Angiotensin II (Ang II) plays a pivotal role in cardiovascular remodeling leading to hypertension, myocardial infarction, and stroke. Pitavastatin, an HMG-CoA reductase inihibitor, is known to have pleiotropic actions against the development of cardiovascular remodeling. The objectives of this study were to clarify the beneficial effects as well as the mechanism of action of pitavastatin against Ang II-induced organ damage. C57BL6/J mice at 10 weeks of age were infused with Ang II for 2 weeks and were simultaneously administered pitavastatin or a vehicle. Pitavastatin treatment improved Ang II-induced left ventricular hypertrophy and diastolic dysfunction and attenuated enhancement of cardiac fibrosis, cardiomyocyte hypertrophy, coronary perivascular fibrosis, and medial thickening. Ang II-induced oxidative stress, cardiac TGFbeta-1 expression, and Smad 2/3 phosphorylation were all attenuated by pitavastatin treatment. Pitavastatin also reduced Ang II-induced cardiac remodeling and diastolic dysfunction in eNOS-/- mice as in wild-type mice.

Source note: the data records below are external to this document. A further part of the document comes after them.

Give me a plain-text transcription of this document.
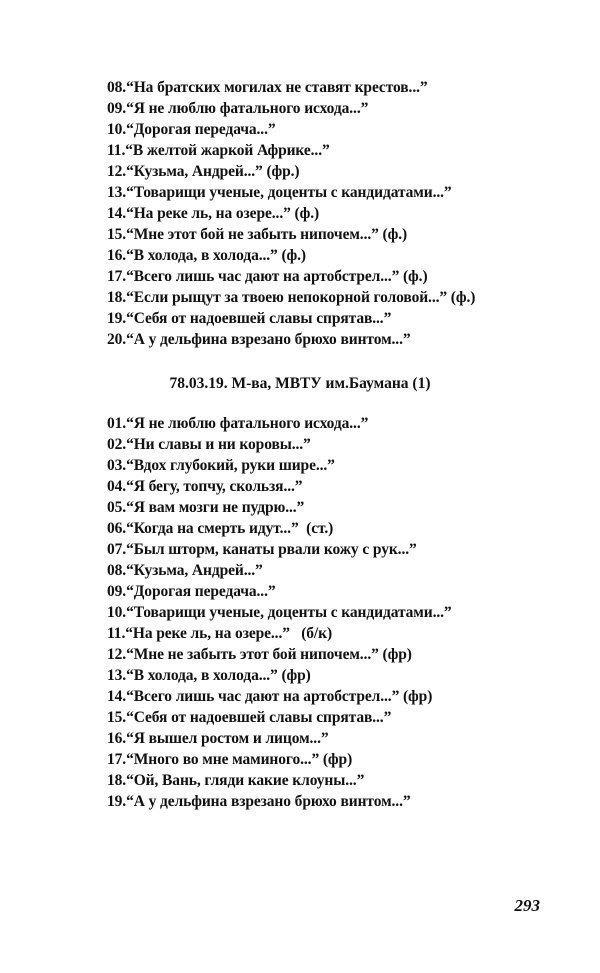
08.“На братских могилах не ставят крестов...”
09.“Я не люблю фатального исхода...”
10.“Дорогая передача...”
11.“В желтой жаркой Африке...”
12.“Кузьма, Андрей...” (фр.)
13.“Товарищи ученые, доценты с кандидатами...”
14.“На реке ль, на озере...” (ф.)
15.“Мне этот бой не забыть нипочем...” (ф.)
16.“В холода, в холода...” (ф.)
17.“Всего лишь час дают на артобстрел...” (ф.)
18.“Если рыщут за твоею непокорной головой...” (ф.)
19.“Себя от надоевшей славы спрятав...”
20.“А у дельфина взрезано брюхо винтом...”
78.03.19. М-ва, МВТУ им.Баумана (1)
01.“Я не люблю фатального исхода...”
02.“Ни славы и ни коровы...”
03.“Вдох глубокий, руки шире...”
04.“Я бегу, топчу, скользя...”
05.“Я вам мозги не пудрю...”
06.“Когда на смерть идут...”  (ст.)
07.“Был шторм, канаты рвали кожу с рук...”
08.“Кузьма, Андрей...”
09.“Дорогая передача...”
10.“Товарищи ученые, доценты с кандидатами...”
11.“На реке ль, на озере...”   (б/к)
12.“Мне не забыть этот бой нипочем...” (фр)
13.“В холода, в холода...” (фр)
14.“Всего лишь час дают на артобстрел...” (фр)
15.“Себя от надоевшей славы спрятав...”
16.“Я вышел ростом и лицом...”
17.“Много во мне маминого...” (фр)
18.“Ой, Вань, гляди какие клоуны...”
19.“А у дельфина взрезано брюхо винтом...”
293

In eNOS-/- mice, the Ang II-induced cardiac oxidative stress and TGF-beta-Smad 2/3 signaling pathway were enhanced, and pitavastatin treatment attenuated the enhanced oxidative stress and the signaling pathway. Moreover, pitavastatin treatment reduced the high mortality rate and improved renal insufficiency in Ang II-treated eNOS-/- mice, with suppression of glomerular oxidative stress and TGF-beta-Smad 2/3 signaling pathway. In conclusion, pitavastatin exerts eNOS-independent protective actions against Ang II-induced cardiovascular remodeling and renal insufficiency through inhibition of the TGF-beta-Smad 2/3 signaling pathway by suppression of oxidative stress.

摘要

血管紧张素II(Ang II)在导致高血压、心肌梗死和中风的心血管重塑过程中起关键作用。匹伐他汀是一种HMG-CoA还原酶抑制剂,已知对心血管重塑的发展具有多效性作用。本研究的目的是阐明匹伐他汀对Ang II诱导的器官损伤的有益作用及其作用机制。10周龄的C57BL6/J小鼠接受Ang II输注2周,并同时给予匹伐他汀或赋形剂。匹伐他汀治疗改善了Ang II诱导的左心室肥厚和舒张功能障碍,并减轻了心脏纤维化、心肌细胞肥大、冠状动脉血管周围纤维化和中层增厚的增强。匹伐他汀治疗可减轻Ang II诱导的氧化应激、心脏TGFβ-1表达和Smad 2/3磷酸化。与野生型小鼠一样,匹伐他汀还可减轻eNOS-/-小鼠中Ang II诱导的心脏重塑和舒张功能障碍。在eNOS-/-小鼠中,Ang II诱导的心脏氧化应激和TGF-β-Smad 2/3信号通路增强,而匹伐他汀治疗可减轻增强的氧化应激和信号通路。此外,匹伐他汀治疗降低了Ang II处理的eNOS-/-小鼠的高死亡率并改善了肾功能不全,同时抑制了肾小球氧化应激和TGF-β-Smad 2/3信号通路。总之,匹伐他汀通过抑制氧化应激来抑制TGF-β-Smad 2/3信号通路,从而对Ang II诱导的心血管重塑和肾功能不全发挥不依赖eNOS的保护作用。